Wednesday, January 21, 2009

The Truth About Cross-Cultural Relationships

So far I've found basically all Ukrainians unusually pleasant. Until tonight. Alex's friend Nastya (Since I already know a Nastya, let's call her Anastacia, her full name.) has been dyinngg to meet me and calls almost every day trying to set something up. Finally, today, we decided to go over to her place for a little Cognac-infused get together. By the time we got there everyone was drunk and Nastya was very nice to me. She's a professional plane-jumper-outer-person and showed me her medals and a poster of herself. She also said nice things about me to Alex. I stumbled in conversation with the other people there and one guy in particular creeped me out.

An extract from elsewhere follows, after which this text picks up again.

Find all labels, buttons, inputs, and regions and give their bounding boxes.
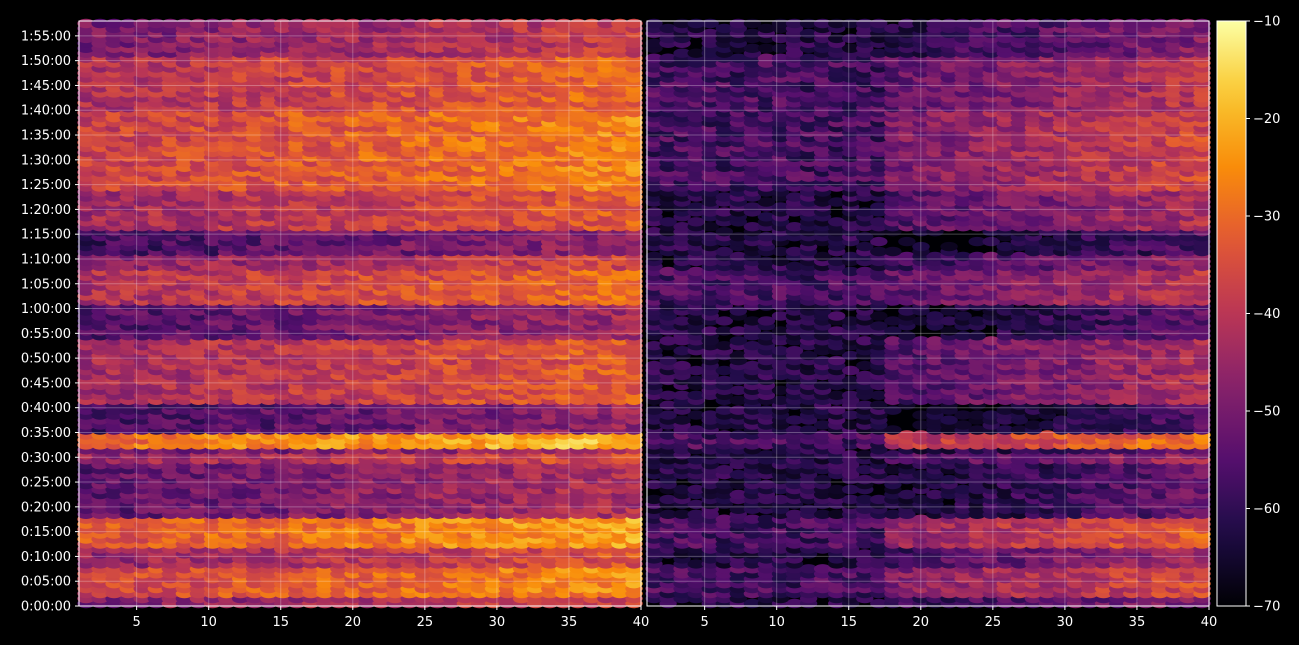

I think he was on drugs and he kept asking me political questions in a hybrid bad English and way-too-fast Russian. His first question: Do you like Ukraine? I answered yes and he grilled me about how I could possibly like it here when the president blah blah blah. It was very uncomfortable. Anyway, as the night went on there was a lot of arguing going on at the table and I sensed I had something to do with it because Sargay kept telling me that "it's ok". Well... apparently sweet like Anastacia suddenly decided that she hates America and hates Americans and couldn't understand why Sasha would be with one. Everyone stood to defend me, and by the end of the night she was very apologetic about the outburst, but it brought out a good point that I avoid thinking about: A lot of people are NEVER going to accept Alex and me being together. On the outside, they might, but deep down a lot of people, in America and in Ukraine, are going to have a problem with it. I witnessed it in America and of course it works the other way. Americans aren't exactly loved across the world, even post-election... and I know a lot of people here question why he didn't settle down with a nice Ukrainian girl.

It depresses me. Alex is a good person. I like to think of myself as a good person. We're in love. Shouldn't that be enough for EVERYONE ELSE? Or maybe I shouldn't care, but as much as I try to forget it... it still bothers me quite a bit.